Spannung, Spott und Splatter: Das Fantasy Filmfest lockt wieder die Fans des Extremen

Ob Monster, Mythen oder Mutationen – das Fantasy Filmfest ist ein Muss für Schockwellenreiter und Fans des Extremen. Nirgendwo sonst paart sich die Lust auf Horror mit diebischem Vergnügen am Banalen. Eine Woche dauert der Trip – vom künftigen Kassenschlager zum Insidertipp, der kaum je ins Kino kommt. Zahlreiche Welturaufführungen locken – etwa „Hypercube“, der Nachfolger des raffiniert minimalistischen „Cube“ von 1998. Wieder sind acht Fremde in einem würfelförmigen Raum voll tödlicher Fallen eingesperrt und suchen verzweifelt den Notausgang - doch nun gilt es, die vierte Dimension auszutricksen.

Besondere Beachtung erfährt dieses Jahr „Wild Bunch". Der junge Weltvertrieb besticht mit anspruchsvoll provokativem Programm zwischen Horror und Thriller. Vom Hightech-Cyber-Thriller „Avalon“ bis zur quirlig-trashigen Geisterjagd in „Bloody Mallory“ reicht die Spannweite der sechs Titel.
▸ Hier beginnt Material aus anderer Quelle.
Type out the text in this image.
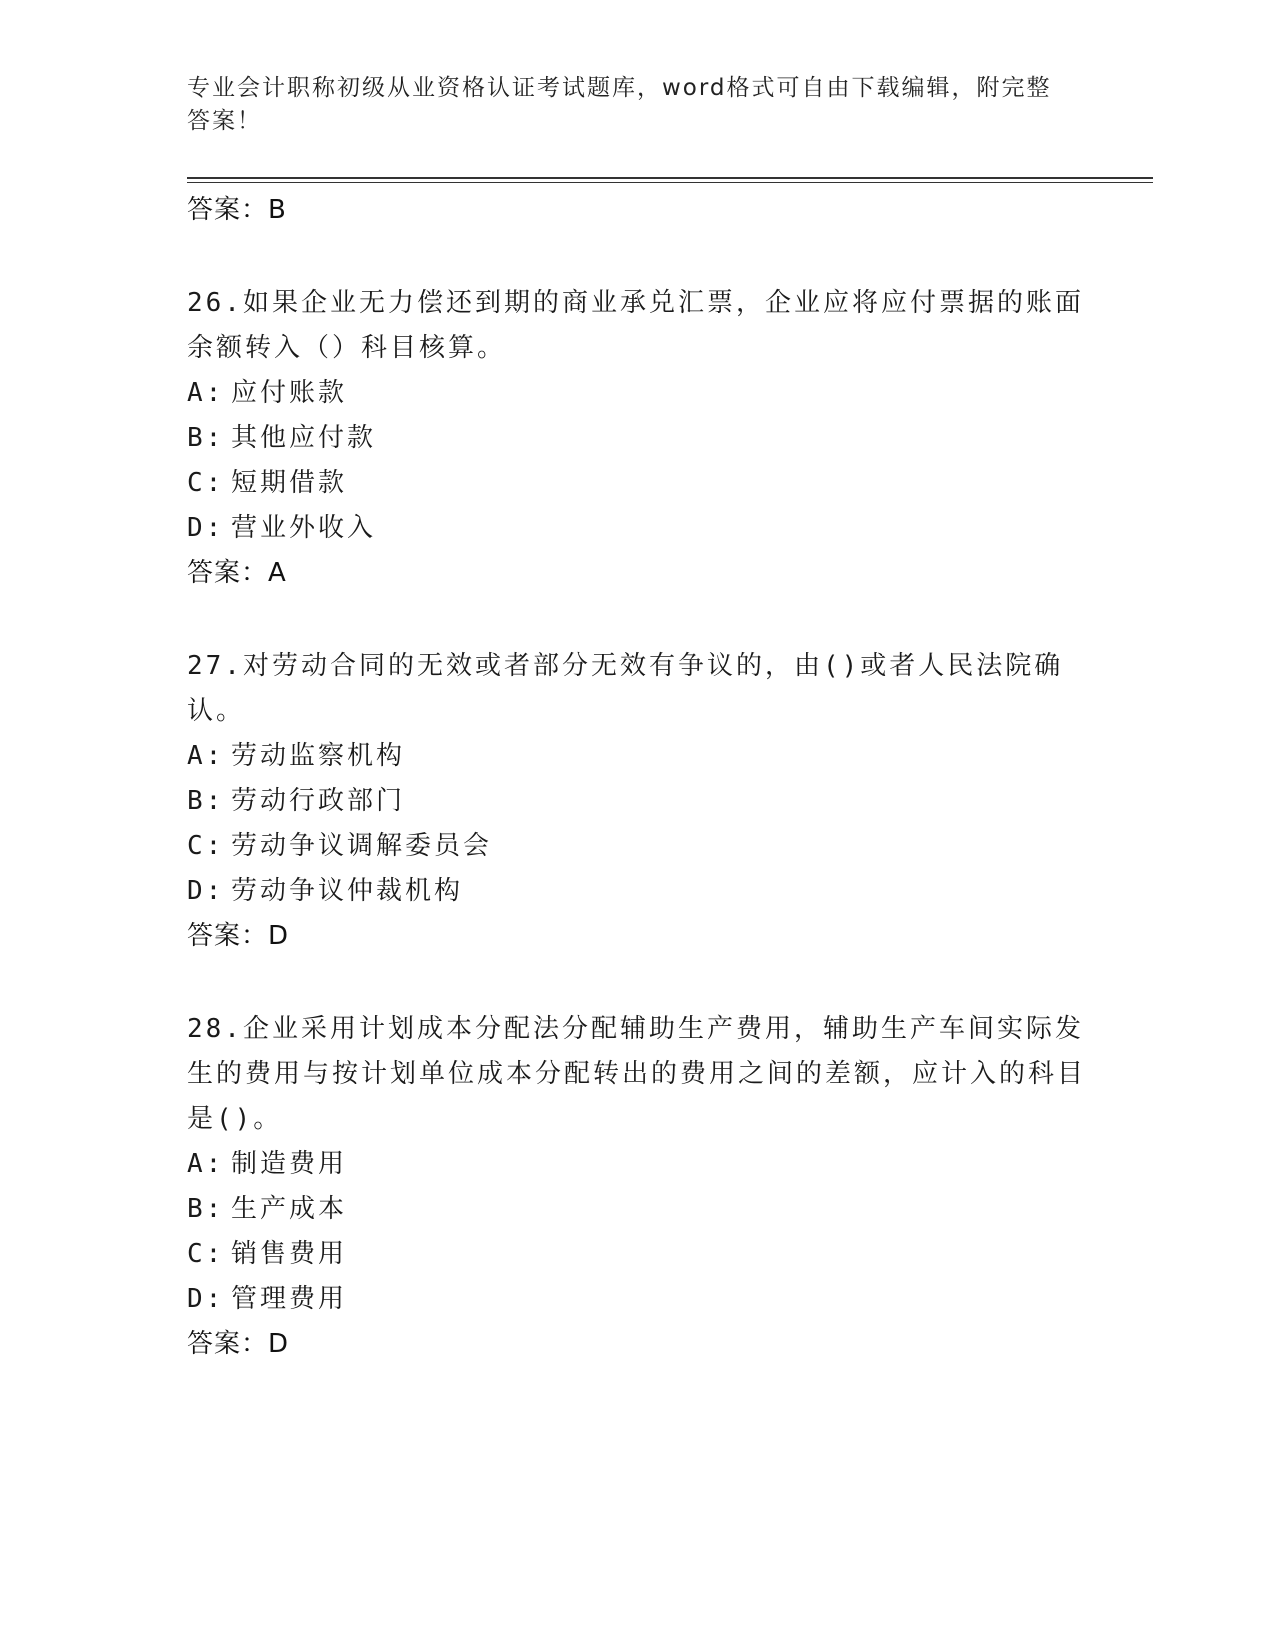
专业会计职称初级从业资格认证考试题库，word格式可自由下载编辑，附完整答案！
答案：B
26.如果企业无力偿还到期的商业承兑汇票，企业应将应付票据的账面余额转入（）科目核算。
A: 应付账款
B: 其他应付款
C: 短期借款
D: 营业外收入
答案：A
27.对劳动合同的无效或者部分无效有争议的，由()或者人民法院确认。
A: 劳动监察机构
B: 劳动行政部门
C: 劳动争议调解委员会
D: 劳动争议仲裁机构
答案：D
28.企业采用计划成本分配法分配辅助生产费用，辅助生产车间实际发生的费用与按计划单位成本分配转出的费用之间的差额，应计入的科目是()。
A: 制造费用
B: 生产成本
C: 销售费用
D: 管理费用
答案：D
Auch „Irréversible“ gehört dazu: Der Skandalschocker von Cannes inszeniert eine Vergewaltigung so exzessiv und brutal, dass bei der Premiere Hunderte den Saal verließen.

Ähnliche Tumulte sind bei den Low-Budget-Filmen von „Planet B“ nicht zu erwarten. Die Produktionen aus dem Studio Babelsberg missbrauchen allenfalls Ameisen, um Hausfrauen zu terrorisieren ( „The Antman“) und frönen ihrer Leidenschaft für trashigen Nervenkitzel im Geiste Jack Arnolds. So erwacht in „Detective Lovelorn“ ein Pharao in guten alten Pappkulissen, und die Story bedient wacker alle Hardboiled-Klischees.

Thematisch zielt ein Großteil der Filme in die Abgründe der Psyche. Wobei mancher Regisseur der Faszination des Morbiden selbst fast erliegt. Matthew Brights „Ted Bundy“ etwa, Porträt des berüchtigtsten Serienkillers Amerikas, huldigt geradezu dem Charisma seines Helden. Bright zeichnet ihn als von weiblicher Einfalt umgebenen Jurastudenten – und es scheint, als sei erst dadurch Bundys Killerinstinkt geweckt worden. Die Lust am Blutrausch eint dann vollends den Regisseur und seine Hauptfigur. Nur: Die pure Repetition des Horrors kann ganz schön langweilig sein.

Für Hightech-Spezialisten hat die neue Aufnahmetechnik in „Vidocq“ einiges zu bieten: Sie stellt Vorder- und Hintergrund gleichermaßen scharf dar. Pitof, SFX-Supervisor von „Alien 4“, schloss sich für sein Regiedebüt mit Marc Caro zusammen, der einst „Delicatessen“ entscheidend mitprägte. Fast schwülstig opulent die Ästhetik dieser Fantasy-Orgie: Sie führt ins Paris von 1830, in die seltsam verkramte Wunderwelt des Detektivs Vidocq. Gérard Depardieu spielt den dickleibigen Mann mit Hang fürs Mysteriöse. Ein blutrünstiges Phantom ängstigt die dunkle Stadt. Anstelle eines Gesichts trägt es einen Spiegel, und wer in ihn blickt, ist verloren. Schade nur, dass der Plot des aufwendig fotografierten Werks schwach daherkommt.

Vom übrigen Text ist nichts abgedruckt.